Certains indicateurs doivent attirer l’attention, avant même que la crise soit déclarée :

  • Hausse de l’absentéisme,
  • Pertes de parts de marché,
  • Ambiance délétère,
  • Départ de fonctions clés,
  • Retards de règlements ou d’encaissements,
  • etc.

Tout faisceau de ressenti inhabituel doit être investigué, par l’analyse des indicateurs s’ils existent ou par instinct.

Reporting et signaux faibles

S’il est facile d’identifier des anomalies quand elles sont visibles dans les reportings, c’est plus insidieux lorsque la crise relève de l’humain (manager toxique, manque de compétences managériales, fronde). Cela ne doit pas être pris à la légère, au risque de déstabiliser l’équilibre global de l’entreprise (en particulier dans les petites structures). Une crise se résout rarement d’elle-même.

On ne peut pas en permanence contrôler l’ensemble des paramètres d’une entreprise, dans l’optique unique d’anticiper une crise éventuelle. Tout l’art du reporting est résumé ici : la pertinence et la régularité des paramètres contrôlés doit prévaloir sur la quantité. Les reportings sont souvent surchargés dans les grosses structures, ce qui annihile totalement leur vocation. Dans les PME / PMI c’est l’inverse, sauf que le dirigeant garde en tête de façon intuitive les 4 ou 5 paramètres vitaux pour sa structure.

Les signaux faibles doivent être interceptés, notamment par un contact terrain régulier, sans autre intention que de prendre le pouls des équipes. Paradoxalement, le télétravail pendant la crise sanitaire de 2020 a d’abord favorisé les rituels managers / collaborateurs. Ils ont découvert à cette occasion des gens qu’ils connaissaient mal, tout en les côtoyant au quotidien. Mais ce constat a vite montré ses limites lorsque le télétravail s’est transformé en relation 100% digitale, sans contact humain direct.

Chiffre d’affaires

Mal interprété, ou interprété seul, le chiffre d’affaires peut être trompeur : un CA en roue libre, sans accompagnement anticipé, peut devenir dramatique pour une structure non préparée. Le besoin en fonds de roulement va grandir, sans avoir forcément les capacités d’y subvenir.
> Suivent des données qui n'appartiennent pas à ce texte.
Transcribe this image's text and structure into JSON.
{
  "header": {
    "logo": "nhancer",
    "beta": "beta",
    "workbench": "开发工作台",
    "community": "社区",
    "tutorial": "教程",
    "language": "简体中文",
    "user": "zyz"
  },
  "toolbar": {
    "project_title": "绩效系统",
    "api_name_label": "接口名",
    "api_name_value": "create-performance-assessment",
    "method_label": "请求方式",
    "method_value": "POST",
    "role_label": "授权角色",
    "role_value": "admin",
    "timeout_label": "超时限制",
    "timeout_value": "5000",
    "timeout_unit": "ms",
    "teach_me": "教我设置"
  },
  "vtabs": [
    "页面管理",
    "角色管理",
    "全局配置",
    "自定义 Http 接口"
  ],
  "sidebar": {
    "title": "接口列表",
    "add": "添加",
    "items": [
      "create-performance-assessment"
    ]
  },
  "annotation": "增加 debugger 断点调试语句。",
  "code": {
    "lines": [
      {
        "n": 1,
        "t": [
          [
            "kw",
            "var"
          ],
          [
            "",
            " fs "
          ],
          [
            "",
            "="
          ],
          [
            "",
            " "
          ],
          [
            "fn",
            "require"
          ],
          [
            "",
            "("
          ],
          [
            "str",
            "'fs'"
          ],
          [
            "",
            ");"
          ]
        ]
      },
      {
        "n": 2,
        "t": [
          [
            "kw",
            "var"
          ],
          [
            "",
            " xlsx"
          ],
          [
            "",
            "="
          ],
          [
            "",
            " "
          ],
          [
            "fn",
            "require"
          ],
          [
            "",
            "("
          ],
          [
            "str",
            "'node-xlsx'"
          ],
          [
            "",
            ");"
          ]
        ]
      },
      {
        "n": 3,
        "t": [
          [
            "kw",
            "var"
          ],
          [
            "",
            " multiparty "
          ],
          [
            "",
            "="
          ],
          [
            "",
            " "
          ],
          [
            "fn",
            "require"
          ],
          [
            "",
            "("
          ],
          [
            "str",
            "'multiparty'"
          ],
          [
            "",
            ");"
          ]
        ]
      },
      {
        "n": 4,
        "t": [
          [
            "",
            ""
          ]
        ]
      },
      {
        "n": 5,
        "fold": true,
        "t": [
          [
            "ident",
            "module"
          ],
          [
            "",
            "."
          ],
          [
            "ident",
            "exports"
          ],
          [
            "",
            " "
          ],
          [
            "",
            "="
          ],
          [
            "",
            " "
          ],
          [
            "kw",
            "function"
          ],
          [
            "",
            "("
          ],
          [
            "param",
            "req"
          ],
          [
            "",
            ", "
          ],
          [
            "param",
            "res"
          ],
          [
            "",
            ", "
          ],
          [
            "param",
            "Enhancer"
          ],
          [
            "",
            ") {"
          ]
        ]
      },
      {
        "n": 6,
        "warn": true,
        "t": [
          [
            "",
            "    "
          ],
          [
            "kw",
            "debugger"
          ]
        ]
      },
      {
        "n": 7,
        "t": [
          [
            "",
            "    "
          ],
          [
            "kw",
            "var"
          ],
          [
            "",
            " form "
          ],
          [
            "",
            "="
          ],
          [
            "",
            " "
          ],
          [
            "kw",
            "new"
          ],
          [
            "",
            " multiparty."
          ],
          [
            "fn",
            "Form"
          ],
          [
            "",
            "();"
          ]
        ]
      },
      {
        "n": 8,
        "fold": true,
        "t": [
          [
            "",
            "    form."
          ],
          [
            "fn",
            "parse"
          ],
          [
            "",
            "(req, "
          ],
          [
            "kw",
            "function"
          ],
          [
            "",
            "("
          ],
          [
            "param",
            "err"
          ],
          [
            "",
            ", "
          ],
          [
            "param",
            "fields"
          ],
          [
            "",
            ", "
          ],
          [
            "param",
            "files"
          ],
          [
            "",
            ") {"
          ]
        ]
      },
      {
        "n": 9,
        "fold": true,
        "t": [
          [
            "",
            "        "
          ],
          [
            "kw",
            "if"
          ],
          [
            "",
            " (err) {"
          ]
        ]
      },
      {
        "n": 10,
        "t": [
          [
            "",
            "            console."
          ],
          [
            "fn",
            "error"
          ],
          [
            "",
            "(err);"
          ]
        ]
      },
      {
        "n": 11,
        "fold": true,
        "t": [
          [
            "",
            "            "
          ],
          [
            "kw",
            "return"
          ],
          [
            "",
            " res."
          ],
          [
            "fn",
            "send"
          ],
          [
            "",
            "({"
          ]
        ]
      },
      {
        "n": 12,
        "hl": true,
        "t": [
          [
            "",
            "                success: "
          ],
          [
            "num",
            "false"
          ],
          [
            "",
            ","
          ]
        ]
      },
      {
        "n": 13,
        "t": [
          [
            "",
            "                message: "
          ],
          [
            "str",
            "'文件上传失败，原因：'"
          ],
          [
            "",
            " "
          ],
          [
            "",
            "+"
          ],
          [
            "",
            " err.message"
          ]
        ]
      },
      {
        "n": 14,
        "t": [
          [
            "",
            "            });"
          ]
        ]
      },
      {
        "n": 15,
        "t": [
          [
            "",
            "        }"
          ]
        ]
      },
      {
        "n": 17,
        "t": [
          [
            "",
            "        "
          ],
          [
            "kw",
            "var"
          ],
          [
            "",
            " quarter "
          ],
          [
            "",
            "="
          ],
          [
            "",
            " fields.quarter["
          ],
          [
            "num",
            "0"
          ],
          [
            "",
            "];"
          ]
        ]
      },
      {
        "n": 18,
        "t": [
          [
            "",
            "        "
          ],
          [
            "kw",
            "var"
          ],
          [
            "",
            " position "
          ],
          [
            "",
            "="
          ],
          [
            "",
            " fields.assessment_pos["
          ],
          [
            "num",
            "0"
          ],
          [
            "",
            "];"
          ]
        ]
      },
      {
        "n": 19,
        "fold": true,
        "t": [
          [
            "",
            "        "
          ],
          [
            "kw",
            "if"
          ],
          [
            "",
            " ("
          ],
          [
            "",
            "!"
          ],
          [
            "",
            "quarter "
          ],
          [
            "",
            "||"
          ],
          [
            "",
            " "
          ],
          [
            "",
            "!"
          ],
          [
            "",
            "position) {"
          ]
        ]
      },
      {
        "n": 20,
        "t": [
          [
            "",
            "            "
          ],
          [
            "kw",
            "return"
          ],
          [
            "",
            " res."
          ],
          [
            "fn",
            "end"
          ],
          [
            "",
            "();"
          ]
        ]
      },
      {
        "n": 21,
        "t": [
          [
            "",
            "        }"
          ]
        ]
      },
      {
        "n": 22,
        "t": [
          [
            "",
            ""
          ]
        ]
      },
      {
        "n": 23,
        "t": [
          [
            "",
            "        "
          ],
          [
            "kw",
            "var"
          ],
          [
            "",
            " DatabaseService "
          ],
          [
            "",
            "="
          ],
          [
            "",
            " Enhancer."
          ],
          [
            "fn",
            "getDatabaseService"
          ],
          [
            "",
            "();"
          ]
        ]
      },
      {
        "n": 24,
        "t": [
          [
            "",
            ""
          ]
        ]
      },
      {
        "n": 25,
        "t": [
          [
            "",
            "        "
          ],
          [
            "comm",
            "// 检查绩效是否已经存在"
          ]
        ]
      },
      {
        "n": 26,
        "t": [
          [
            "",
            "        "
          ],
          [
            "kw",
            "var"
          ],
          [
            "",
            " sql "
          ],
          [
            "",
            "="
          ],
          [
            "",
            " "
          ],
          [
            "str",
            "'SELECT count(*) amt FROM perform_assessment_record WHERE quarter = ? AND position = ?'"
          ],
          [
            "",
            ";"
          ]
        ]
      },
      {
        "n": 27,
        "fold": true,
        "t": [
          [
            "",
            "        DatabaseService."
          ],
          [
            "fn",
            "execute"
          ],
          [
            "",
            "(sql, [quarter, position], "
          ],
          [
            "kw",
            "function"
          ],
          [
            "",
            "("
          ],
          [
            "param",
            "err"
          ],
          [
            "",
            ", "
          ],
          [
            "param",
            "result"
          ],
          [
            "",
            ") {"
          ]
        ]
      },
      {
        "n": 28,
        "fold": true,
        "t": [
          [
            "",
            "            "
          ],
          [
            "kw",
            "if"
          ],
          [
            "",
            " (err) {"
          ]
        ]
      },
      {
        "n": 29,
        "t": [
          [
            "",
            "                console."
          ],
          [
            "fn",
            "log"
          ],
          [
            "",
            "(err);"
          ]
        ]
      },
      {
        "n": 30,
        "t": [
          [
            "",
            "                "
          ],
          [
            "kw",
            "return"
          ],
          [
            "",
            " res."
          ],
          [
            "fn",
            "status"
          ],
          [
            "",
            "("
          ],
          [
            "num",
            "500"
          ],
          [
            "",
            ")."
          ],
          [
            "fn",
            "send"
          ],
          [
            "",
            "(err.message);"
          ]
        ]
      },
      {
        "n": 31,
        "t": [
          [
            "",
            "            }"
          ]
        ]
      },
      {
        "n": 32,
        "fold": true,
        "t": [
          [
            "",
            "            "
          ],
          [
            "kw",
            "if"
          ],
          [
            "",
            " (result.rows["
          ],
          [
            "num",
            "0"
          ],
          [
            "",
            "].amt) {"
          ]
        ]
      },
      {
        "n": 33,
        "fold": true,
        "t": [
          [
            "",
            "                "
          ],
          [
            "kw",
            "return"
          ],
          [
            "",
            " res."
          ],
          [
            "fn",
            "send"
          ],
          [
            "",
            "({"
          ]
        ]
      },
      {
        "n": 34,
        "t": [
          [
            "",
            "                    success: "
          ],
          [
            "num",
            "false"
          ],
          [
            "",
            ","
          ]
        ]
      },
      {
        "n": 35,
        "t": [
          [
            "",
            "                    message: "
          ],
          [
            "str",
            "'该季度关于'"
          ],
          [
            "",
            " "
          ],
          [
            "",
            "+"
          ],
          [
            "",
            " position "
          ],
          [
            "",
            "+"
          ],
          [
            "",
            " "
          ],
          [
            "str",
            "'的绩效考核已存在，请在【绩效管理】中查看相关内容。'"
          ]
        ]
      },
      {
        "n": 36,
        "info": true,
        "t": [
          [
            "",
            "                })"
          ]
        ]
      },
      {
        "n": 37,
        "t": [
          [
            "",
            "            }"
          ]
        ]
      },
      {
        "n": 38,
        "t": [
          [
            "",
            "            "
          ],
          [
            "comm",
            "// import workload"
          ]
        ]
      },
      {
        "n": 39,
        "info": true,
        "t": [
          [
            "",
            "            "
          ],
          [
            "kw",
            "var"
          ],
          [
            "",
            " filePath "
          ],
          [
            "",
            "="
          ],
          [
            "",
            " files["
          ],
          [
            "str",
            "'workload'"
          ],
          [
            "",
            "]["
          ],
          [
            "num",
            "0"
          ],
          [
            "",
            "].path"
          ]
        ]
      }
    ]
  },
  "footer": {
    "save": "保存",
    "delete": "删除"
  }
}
Les banques, les actionnaires ou les fonds d’investissement n’auront alors pas obligatoirement la volonté ni la possibilité de pourvoir aux besoins financiers.

Les crises de croissance sont moins médiatisées, mais elles sont aussi destructrices que les autres. Dans ces cas-là, on s’imagine que la levée de fond sera une simple formalité. Or notre retour d’expérience en gestion de crise démontre qu’il n’en est rien. La capacité de l’entreprise à lever des fonds dans une crise de croissance sera proportionnelle à l’image qu’elle a pu donner avant la crise. La plupart des startups ne franchissent pas le stade de la 2ème levée de fonds.

Capacités du management

Le fait d’avoir travaillé dans une entreprise en crise ne confère pas de prédisposition à la gestion de crise. C’est le rôle joué pendant la crise qui détermine une aptitude avérée. Tous les dirigeant.e.s et managers ne sont pas aptes à la gestion de crise en entreprise. Ce type de management possède ses propres codes, qu’il vaut mieux connaitre avant de piloter une cellule de crise. L’intérêt du Management de Transition réside dans sa capacité à piloter une cellule de crise, ou la crise en elle-même, avec des profils expérimentés.

2. Créer la cellule de crise

On parle de crise pour des sujets d’une gravité et d’une ampleur susceptibles de faire vaciller l’entreprise, pas pour des cas individuels qui doivent être traités comme tels.

La première disposition à prendre est de créer une cellule dédiée. Dans un grand groupe à forte notoriété, il s’agira d’une équipe de gestion restreinte. Elle représente l’ensemble des périmètres impactés, avec le renfort de spécialistes de la communication de crise. Dans une PME, la cellule sera constituée par le patron et quelques collaborateurs de confiance, le dirigeant centralisant toute la communication interne et externe relative à la crise.

En gestion de crise le mode commando prédomine en interne, alors qu’en externe il reste focalisé sur le service clients et la communication. C’est un exercice d’équilibriste permanent, sans jamais oublier que l’image de l’entreprise et son futur sont l’enjeu principal dans le viseur.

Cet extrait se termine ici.